05. maknae

282 52 49
                                    

Malam Minggu, menjelang makan malam member Divisi D berkumpul di ruang makan bersama Emma, duduk dengan bantal ganjalan di kursi, tangan memegangi kartu-kartu. Emma sangat antusias menanyai siapa saja di sisinya; apa saja nama simbol ini, mengapa ada empat simbol dan bukan lebih, mana yang lebih besar pangkatnya, apa Ace sama dengan nomor satu, apakah Jack adalah anak King dan Queen, dan mengapa Joker selalu disimpan saat bermain. Tipikal anak-anak penuh rasa ingin tahu, mempelajari segalanya dengan menanyakan detil-detil yang terkadang tak diperhatikan saking remehnya.

Fukumoto-san memakai celemek beruang, mencuci tangan dan dua ikat romaine. Aku kebagian jatah menyiapkan teflon, talenan, pisau, minyak, saun bawang, dua siung bawang merah, dan satu siung bawang putih besar. Selepas mengupas kulit dan dicuci, kuraih pisau, dan mulai mencacah bawang merah lebih dulu, baru menggeprek bawang putih dan dicacah juga.

"Wow, pemandangan langka."

"Eh, maksudnya?"

"Tahulah, perempuan zaman sekarang—apalagi yang jam terbangnya padat—ada saja alasan menghindari memasak."

"Ah, itu." Aku manggut-manggut, menuang minyak ke permukaan teflon, memasukkan bawang-bawang, lalu menyalakan kompor. Menggunakan sendok kayu, bawang-bawang yang ditumis dibolak-balik hingga aroma penggetar nafsu makan mengudara. Di sampingku, Fukumoto-san sudah selesai memotong romaine, meletakkan garam, gula, dan kaldu jamur di dekat talenan.

"Wow ...."

"Bisakah kalian berhenti bertingkah seperti orang yang lama tidak menyentuh makanan selain nasi dan garam?"

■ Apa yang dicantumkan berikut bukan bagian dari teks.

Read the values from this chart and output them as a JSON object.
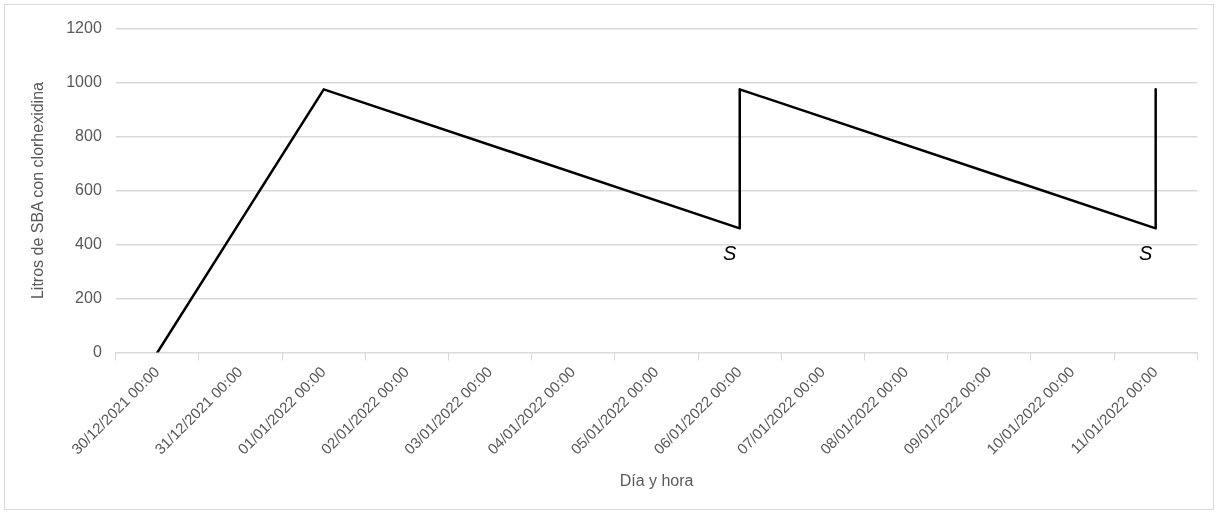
{
  "chart_data": {
    "type": "line",
    "xlabel": "Día y hora",
    "ylabel": "Litros de SBA con clorhexidina",
    "series": [
      {
        "color": "#000000",
        "x": [
          "2021-12-30T00:00",
          "2022-01-01T00:00",
          "2022-01-06T00:00",
          "2022-01-06T00:00",
          "2022-01-11T00:00",
          "2022-01-11T00:00"
        ],
        "values": [
          0,
          975,
          460,
          975,
          460,
          975
        ]
      }
    ],
    "xlim": [
      "2021-12-29T12:00",
      "2022-01-11T12:00"
    ],
    "xticks": [
      {
        "value": "2021-12-29T12:00",
        "label": null
      },
      {
        "value": "2021-12-30T00:00",
        "label": "30/12/2021 00:00"
      },
      {
        "value": "2021-12-30T12:00",
        "label": null
      },
      {
        "value": "2021-12-31T00:00",
        "label": "31/12/2021 00:00"
      },
      {
        "value": "2021-12-31T12:00",
        "label": null
      },
      {
        "value": "2022-01-01T00:00",
        "label": "01/01/2022 00:00"
      },
      {
        "value": "2022-01-01T12:00",
        "label": null
      },
      {
        "value": "2022-01-02T00:00",
        "label": "02/01/2022 00:00"
      },
      {
        "value": "2022-01-02T12:00",
        "label": null
      },
      {
        "value": "2022-01-03T00:00",
        "label": "03/01/2022 00:00"
      },
      {
        "value": "2022-01-03T12:00",
        "label": null
      },
      {
        "value": "2022-01-04T00:00",
        "label": "04/01/2022 00:00"
      },
      {
        "value": "2022-01-04T12:00",
        "label": null
      },
      {
        "value": "2022-01-05T00:00",
        "label": "05/01/2022 00:00"
      },
      {
        "value": "2022-01-05T12:00",
        "label": null
      },
      {
        "value": "2022-01-06T00:00",
        "label": "06/01/2022 00:00"
      },
      {
        "value": "2022-01-06T12:00",
        "label": null
      },
      {
        "value": "2022-01-07T00:00",
        "label": "07/01/2022 00:00"
      },
      {
        "value": "2022-01-07T12:00",
        "label": null
      },
      {
        "value": "2022-01-08T00:00",
        "label": "08/01/2022 00:00"
      },
      {
        "value": "2022-01-08T12:00",
        "label": null
      },
      {
        "value": "2022-01-09T00:00",
        "label": "09/01/2022 00:00"
      },
      {
        "value": "2022-01-09T12:00",
        "label": null
      },
      {
        "value": "2022-01-10T00:00",
        "label": "10/01/2022 00:00"
      },
      {
        "value": "2022-01-10T12:00",
        "label": null
      },
      {
        "value": "2022-01-11T00:00",
        "label": "11/01/2022 00:00"
      },
      {
        "value": "2022-01-11T12:00",
        "label": null
      }
    ],
    "ylim": [
      0,
      1200
    ],
    "yticks": [
      0,
      200,
      400,
      600,
      800,
      1000,
      1200
    ],
    "grid": "y",
    "legend": false,
    "marker": "none",
    "line_style": "solid",
    "annotations": [
      {
        "text": "S",
        "x": "2022-01-06T00:00",
        "y": 460
      },
      {
        "text": "S",
        "x": "2022-01-11T00:00",
        "y": 460
      }
    ]
  }
}
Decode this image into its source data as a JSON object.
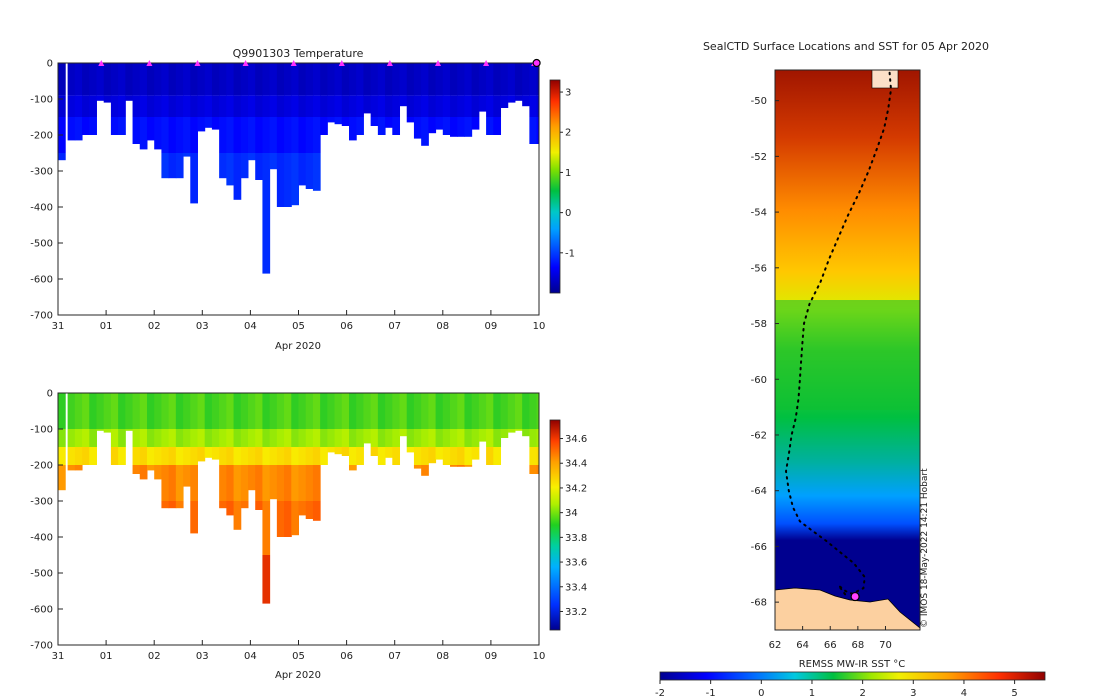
{
  "chart_data": [
    {
      "type": "heatmap",
      "title": "Q9901303  Temperature",
      "xlabel": "Apr 2020",
      "ylabel": "",
      "x_tick_labels": [
        "31",
        "01",
        "02",
        "03",
        "04",
        "05",
        "06",
        "07",
        "08",
        "09",
        "10"
      ],
      "ylim": [
        -700,
        0
      ],
      "y_ticks": [
        0,
        -100,
        -200,
        -300,
        -400,
        -500,
        -600,
        -700
      ],
      "colorbar": {
        "min": -2,
        "max": 3.3,
        "ticks": [
          3,
          2,
          1,
          0,
          -1
        ]
      },
      "profile_times_days": [
        0.9,
        1.9,
        2.9,
        3.9,
        4.9,
        5.9,
        6.9,
        7.9,
        8.9,
        9.9
      ],
      "profile_days": [
        0.0,
        0.2,
        0.35,
        0.5,
        0.65,
        0.8,
        0.95,
        1.1,
        1.25,
        1.4,
        1.55,
        1.7,
        1.85,
        2.0,
        2.15,
        2.3,
        2.45,
        2.6,
        2.75,
        2.9,
        3.05,
        3.2,
        3.35,
        3.5,
        3.65,
        3.8,
        3.95,
        4.1,
        4.25,
        4.4,
        4.55,
        4.7,
        4.85,
        5.0,
        5.15,
        5.3,
        5.45,
        5.6,
        5.75,
        5.9,
        6.05,
        6.2,
        6.35,
        6.5,
        6.65,
        6.8,
        6.95,
        7.1,
        7.25,
        7.4,
        7.55,
        7.7,
        7.85,
        8.0,
        8.15,
        8.3,
        8.45,
        8.6,
        8.75,
        8.9,
        9.05,
        9.2,
        9.35,
        9.5,
        9.65,
        9.8,
        9.95
      ],
      "profile_max_depths": [
        270,
        215,
        215,
        200,
        200,
        105,
        110,
        200,
        200,
        105,
        225,
        240,
        215,
        240,
        320,
        320,
        320,
        260,
        390,
        190,
        180,
        185,
        320,
        340,
        380,
        320,
        270,
        325,
        585,
        295,
        400,
        400,
        395,
        340,
        350,
        355,
        200,
        165,
        170,
        175,
        215,
        200,
        140,
        175,
        200,
        180,
        200,
        120,
        165,
        210,
        230,
        195,
        185,
        200,
        205,
        205,
        205,
        185,
        135,
        200,
        200,
        125,
        110,
        105,
        120,
        225,
        225
      ],
      "values_temperature": [
        -1.6,
        -1.5,
        -1.7,
        -1.4,
        -1.3,
        -1.1
      ]
    },
    {
      "type": "heatmap",
      "title": "",
      "xlabel": "Apr 2020",
      "ylabel": "",
      "x_tick_labels": [
        "31",
        "01",
        "02",
        "03",
        "04",
        "05",
        "06",
        "07",
        "08",
        "09",
        "10"
      ],
      "ylim": [
        -700,
        0
      ],
      "y_ticks": [
        0,
        -100,
        -200,
        -300,
        -400,
        -500,
        -600,
        -700
      ],
      "colorbar": {
        "min": 33.05,
        "max": 34.75,
        "ticks": [
          "34.6",
          "34.4",
          "34.2",
          "34",
          "33.8",
          "33.6",
          "33.4",
          "33.2"
        ]
      },
      "salinity_layers": [
        [
          0,
          100,
          33.95
        ],
        [
          100,
          150,
          34.05
        ],
        [
          150,
          200,
          34.25
        ],
        [
          200,
          300,
          34.45
        ],
        [
          300,
          450,
          34.5
        ],
        [
          450,
          600,
          34.65
        ]
      ]
    },
    {
      "type": "heatmap",
      "title": "SealCTD Surface Locations and SST for 05 Apr 2020",
      "xlabel": "",
      "x_ticks": [
        62,
        64,
        66,
        68,
        70
      ],
      "xlim": [
        62,
        72.5
      ],
      "y_ticks": [
        -50,
        -52,
        -54,
        -56,
        -58,
        -60,
        -62,
        -64,
        -66,
        -68
      ],
      "ylim": [
        -69,
        -48.9
      ],
      "colorbar": {
        "label": "REMSS MW-IR SST °C",
        "min": -2,
        "max": 5.6,
        "ticks": [
          -2,
          -1,
          0,
          1,
          2,
          3,
          4,
          5
        ]
      },
      "watermark": "© IMOS 18-May-2022 14:21 Hobart",
      "track": [
        [
          70.3,
          -49.0
        ],
        [
          70.4,
          -49.6
        ],
        [
          70.2,
          -50.3
        ],
        [
          69.9,
          -51.0
        ],
        [
          69.4,
          -51.7
        ],
        [
          68.8,
          -52.5
        ],
        [
          68.1,
          -53.3
        ],
        [
          67.3,
          -54.1
        ],
        [
          66.6,
          -54.9
        ],
        [
          65.9,
          -55.7
        ],
        [
          65.3,
          -56.5
        ],
        [
          64.5,
          -57.3
        ],
        [
          64.1,
          -58.0
        ],
        [
          64.0,
          -58.6
        ],
        [
          63.9,
          -59.3
        ],
        [
          63.8,
          -60.0
        ],
        [
          63.7,
          -60.7
        ],
        [
          63.5,
          -61.4
        ],
        [
          63.2,
          -62.0
        ],
        [
          63.0,
          -62.7
        ],
        [
          62.8,
          -63.3
        ],
        [
          63.0,
          -64.0
        ],
        [
          63.3,
          -64.6
        ],
        [
          63.8,
          -65.1
        ],
        [
          64.6,
          -65.4
        ],
        [
          65.7,
          -65.8
        ],
        [
          66.7,
          -66.2
        ],
        [
          67.7,
          -66.6
        ],
        [
          68.5,
          -67.1
        ],
        [
          68.4,
          -67.5
        ],
        [
          67.6,
          -67.7
        ],
        [
          67.1,
          -67.6
        ],
        [
          66.6,
          -67.4
        ],
        [
          67.2,
          -67.8
        ]
      ],
      "final_location": [
        67.8,
        -67.8
      ]
    }
  ]
}
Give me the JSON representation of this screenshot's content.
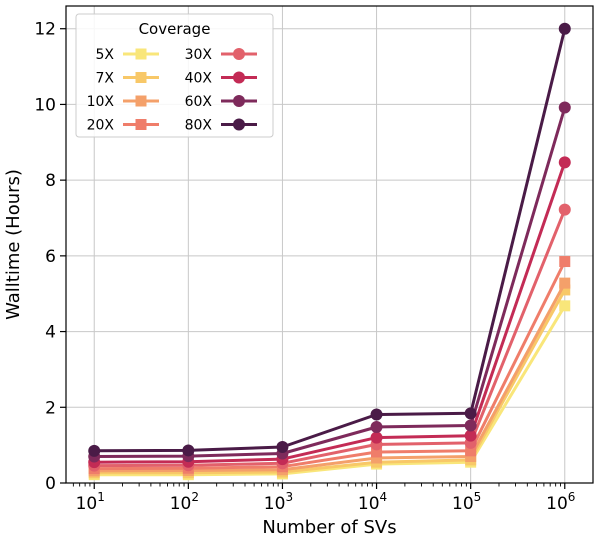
{
  "chart_data": {
    "type": "line",
    "xscale": "log",
    "x": [
      10,
      100,
      1000,
      10000,
      100000,
      1000000
    ],
    "x_tick_labels": [
      {
        "base": "10",
        "exp": "1"
      },
      {
        "base": "10",
        "exp": "2"
      },
      {
        "base": "10",
        "exp": "3"
      },
      {
        "base": "10",
        "exp": "4"
      },
      {
        "base": "10",
        "exp": "5"
      },
      {
        "base": "10",
        "exp": "6"
      }
    ],
    "y_ticks": [
      "0",
      "2",
      "4",
      "6",
      "8",
      "10",
      "12"
    ],
    "ylim": [
      0,
      12.6
    ],
    "xlabel": "Number of SVs",
    "ylabel": "Walltime (Hours)",
    "grid": true,
    "legend": {
      "title": "Coverage",
      "placement": "top-left",
      "columns": 2
    },
    "series": [
      {
        "name": "5X",
        "color": "#f9e67a",
        "marker": "square",
        "values": [
          0.22,
          0.22,
          0.24,
          0.5,
          0.55,
          4.68
        ]
      },
      {
        "name": "7X",
        "color": "#f8c868",
        "marker": "square",
        "values": [
          0.27,
          0.27,
          0.29,
          0.55,
          0.61,
          5.1
        ]
      },
      {
        "name": "10X",
        "color": "#f4a06a",
        "marker": "square",
        "values": [
          0.32,
          0.33,
          0.35,
          0.66,
          0.7,
          5.28
        ]
      },
      {
        "name": "20X",
        "color": "#ef7d6a",
        "marker": "square",
        "values": [
          0.38,
          0.39,
          0.43,
          0.82,
          0.85,
          5.85
        ]
      },
      {
        "name": "30X",
        "color": "#e2616b",
        "marker": "circle",
        "values": [
          0.46,
          0.47,
          0.52,
          1.02,
          1.06,
          7.22
        ]
      },
      {
        "name": "40X",
        "color": "#c32b55",
        "marker": "circle",
        "values": [
          0.55,
          0.56,
          0.63,
          1.2,
          1.25,
          8.47
        ]
      },
      {
        "name": "60X",
        "color": "#7e2a5b",
        "marker": "circle",
        "values": [
          0.7,
          0.71,
          0.78,
          1.48,
          1.52,
          9.92
        ]
      },
      {
        "name": "80X",
        "color": "#4a1b47",
        "marker": "circle",
        "values": [
          0.85,
          0.86,
          0.95,
          1.81,
          1.84,
          12.0
        ]
      }
    ]
  }
}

"Ya ... habis, selama ini sarapan, makan siang, makan malam—bahkan bekal—semuanya dimasak Fukumoto dan Odagiri—notabenenya laki-laki. Saat ini ada perempuan memasak untukku ... khh—aku ingin menangis!" Datang dari mana datangnya saputangan merah muda itu.

"Kaminaga, biasanya juga kau dimasakkan pacar-pacarmu," Tazaki-san berujar.

"Lagipula dia tidak memasakkan hanya buatmu saja, jadi jangan besar kepala."

"Cih, perusak kebahagiaan orang."

"Oh, kau orang?"

"Memangnya kaupikir selama ini aku itu apa, Hatano?"

"Hidung belang."

"Sialan. Ucil sial—"

"Stop bicara yang berpotensi mencemari telinga Emma."

Juru masak andalan mengambil alih, memintaku melanjutkan membuat lauk saja. Para pemuda meneruskan obrolan (baca: perdebatan).

"Kakak keren!"

Aku tersentak, menoleh ke arah Emma. "Benarkah?"

"Emma juga mau belajar masak!"

"Ooh, semangat yang bagus, Emma. Cara memenangkan hati laki-laki adalah dengan menjinakkan perut lebih dulu."

"Benarkah?" Aduh, anak sekecil ini dijejali yang seperti itu.

"Oke, mumpung sekarang aku belum banyak pekerjaan, Emma boleh belajar masak kapan saja."

"Terima kasih!" anak itu tersenyum sangat cerah.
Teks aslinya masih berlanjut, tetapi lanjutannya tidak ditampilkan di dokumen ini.